Kontroversi Sistem Zonasi PPDB: Kejar Mimpi, Mimpikan Keberhasilan
Ilustrasi PPDB. (Antara)

Bagikan:

Setiap tahun, momen Penerimaan Peserta Didik Baru (PPDB) selalu menyisakan cerita kontroversial yang beragam. Tujuan awal dari sistem ini adalah memberikan kesempatan yang adil dan merata bagi calon siswa. Namun, kenyataannya? Sistem ini seharusnya membawa harapan, tapi kini malah menjadi sengkarut dan menuai protes.

Konsep sistem zonasi pada PPDB memang bertujuan pemerataan pendidikan. Namun, apakah implementasinya sesuai harapan?

DPR mengusulkan menggabungkan sistem zonasi dengan nilai raport, NEM. Nampaknya solusi cerdas untuk memilih siswa berdasarkan potensi dan prestasi. Tapi ingat masa lalu ketika ada calon siswa yang terbebani tekanan. Pertanyaannya, bagaimana kebahagiaan dan kesempatan mereka mengejar impian?

Sebelum zonasi, drama pungutan liar merajalela dan mengganggu calon siswa dan orang tua. Harapan perubahan menuju kesetaraan dan keadilan. Ternyata tak semudah itu.

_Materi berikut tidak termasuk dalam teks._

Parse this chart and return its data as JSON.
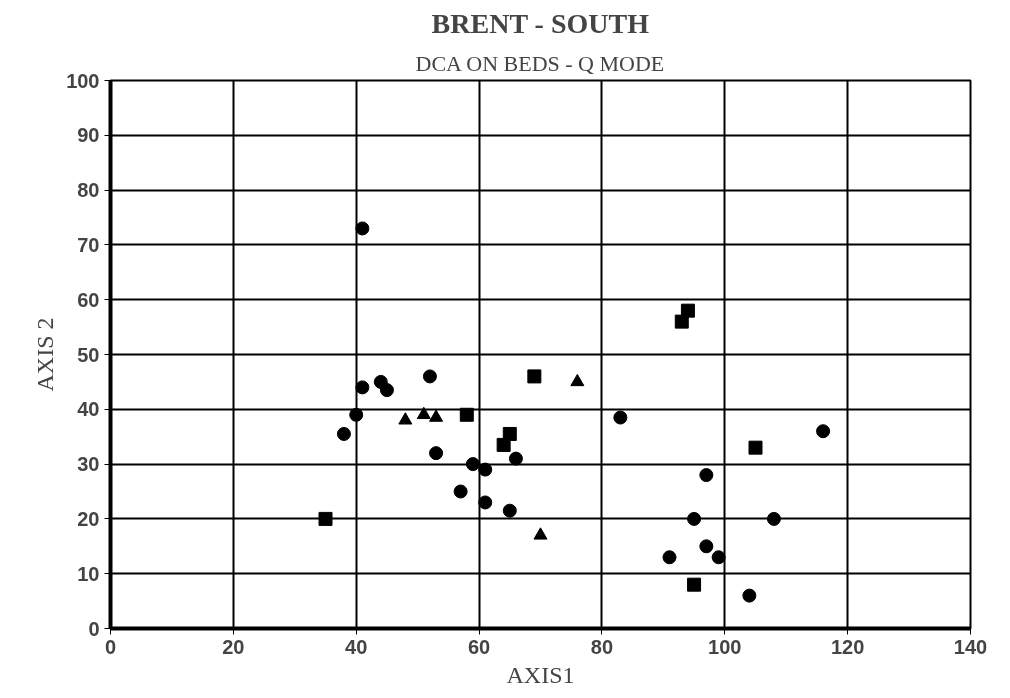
{
  "chart_data": {
    "type": "scatter",
    "title": "BRENT - SOUTH",
    "subtitle": "DCA ON BEDS - Q MODE",
    "xlabel": "AXIS1",
    "ylabel": "AXIS 2",
    "xlim": [
      0,
      140
    ],
    "ylim": [
      0,
      100
    ],
    "xticks": [
      0,
      20,
      40,
      60,
      80,
      100,
      120,
      140
    ],
    "yticks": [
      0,
      10,
      20,
      30,
      40,
      50,
      60,
      70,
      80,
      90,
      100
    ],
    "grid": true,
    "series": [
      {
        "marker": "circle",
        "color": "#000000",
        "x": [
          41,
          41,
          44,
          45,
          52,
          40,
          38,
          53,
          57,
          59,
          61,
          61,
          65,
          66,
          83,
          97,
          95,
          91,
          97,
          99,
          104,
          108,
          116
        ],
        "values": [
          73,
          44,
          45,
          43.5,
          46,
          39,
          35.5,
          32,
          25,
          30,
          29,
          23,
          21.5,
          31,
          38.5,
          28,
          20,
          13,
          15,
          13,
          6,
          20,
          36
        ]
      },
      {
        "marker": "square",
        "color": "#000000",
        "x": [
          35,
          58,
          64,
          65,
          69,
          93,
          94,
          105,
          95
        ],
        "values": [
          20,
          39,
          33.5,
          35.5,
          46,
          56,
          58,
          33,
          8
        ]
      },
      {
        "marker": "triangle",
        "color": "#000000",
        "x": [
          48,
          51,
          53,
          76,
          70
        ],
        "values": [
          38,
          39,
          38.5,
          45,
          17
        ]
      }
    ]
  }
}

Kontroversi semakin melebar dengan protes dari berbagai pihak. Ketua DPR, Puan Maharani, dorong evaluasi sistem zonasi dan pemerataan jumlah sekolah. Namun, masih ada kekurangan yang harus diatasi. Benarkah pemerataan merata di seluruh wilayah? Beberapa kepala daerah kritik implementasi sistem zonasi, seperti di Bogor. Wali Kota Bogor, Bima Arya, ungkap manipulasi data kependudukan agar diterima di sekolah pilihan. Oleh karena itu, Bima Arya minta Mendikbud, Nadiem Makarim, evaluasi sistem zonasi PPDB.

Kritik pedas dari orang tua murid di Depok. Sistem zonasi banyak celanya. Mulai dari validasi alamat hingga teknologi. Pria yang melek teknologi pertanyakan pengukuran jarak di Google Maps. Menurutnya, teknologi di Google Maps bisa dikelabui. Masalah data pribadi juga jadi perhatian serius.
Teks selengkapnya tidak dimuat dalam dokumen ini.